Mobile food trucks could be a reality this summer in Horry County, and the chairman of the ad hoc committee looking at the issue would like to see it start this year.
Steven Neeves, a member of the Horry County Planning Commission and chairman of the committee assigned to look at the viability and potential rules around food trucks, said Thursday he would like the process to be done right rather than set a deadline for completion.
“We want to do it right and we have a lot of information to go through,” Neeves said at the committee’s first meeting Thursday. “I think once we get through it next month, and then the following month go through a public hearing, then we may have something to start actually in another month after that.”
Neeves was referring to an April 24 meeting where the committee will discuss ideas for the details of the program, including the various mobile vending types, the locations where they will be allowed, signage allowed, conduct expected and the permitting required for the program. From that meeting, the committee is expected to set a public hearing to allow members of the public to discuss concerns.
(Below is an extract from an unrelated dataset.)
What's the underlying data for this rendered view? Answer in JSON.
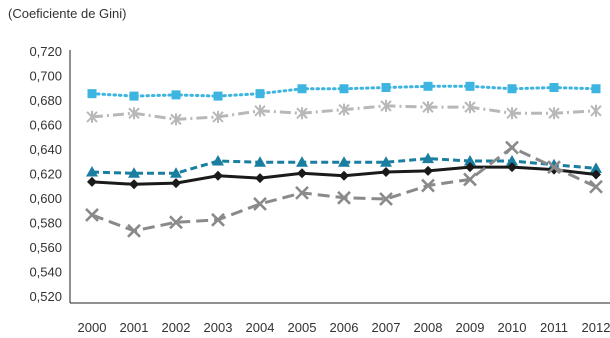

It then would go to the county’s infrastructure and regulation committee before it would be considered by the full council.
“The goal here at the beginning is just to do it right from the beginning so we don’t have to deal with changes down the way,” Neeves said. “I would love to have something this season. I don’t think we need to make a Fourth of July deadline, but I would love to see something before the end of the season so people could start making plans for next season.”
Plenty of work has already gone into this project, including surveys of the public and examination of best practices in other communities. The council’s infrastructure and regulation committee has already supported the idea of a one-year pilot program to see how it would work.
The county’s planning department has surveyed the public online and has had a public meeting on the issue already. Of the more than 540 people who have taken the survey, 94 percent favor food trucks, according to Mary Catherine Cecil, senior planner with the county. She said some of the survey respondents did not want to see the trucks in residential areas and did not want to see them too close to established businesses that sell food.
Some concerns arose about the cost of the permit to make sure those who get special event permits, like the ones purchased for the county’s bike weeks, were different than the ones the county is considering for mobile food vendors.
“Why don’t we limit the bike week permits to just that period, and then the problem is solved,” said Danny Hardee of the ad hoc committee.
Michael Mitchell, one of two members of the public at the committee meeting, asked whether the county planned to have a limited number of licenses available and Carol Coleman, deputy director of planning and zoning for the county, said that issue is still up in the air.
“That probably would be something that was up for discussion because the current regulations for food carts limits the number given in each district,” Coleman said.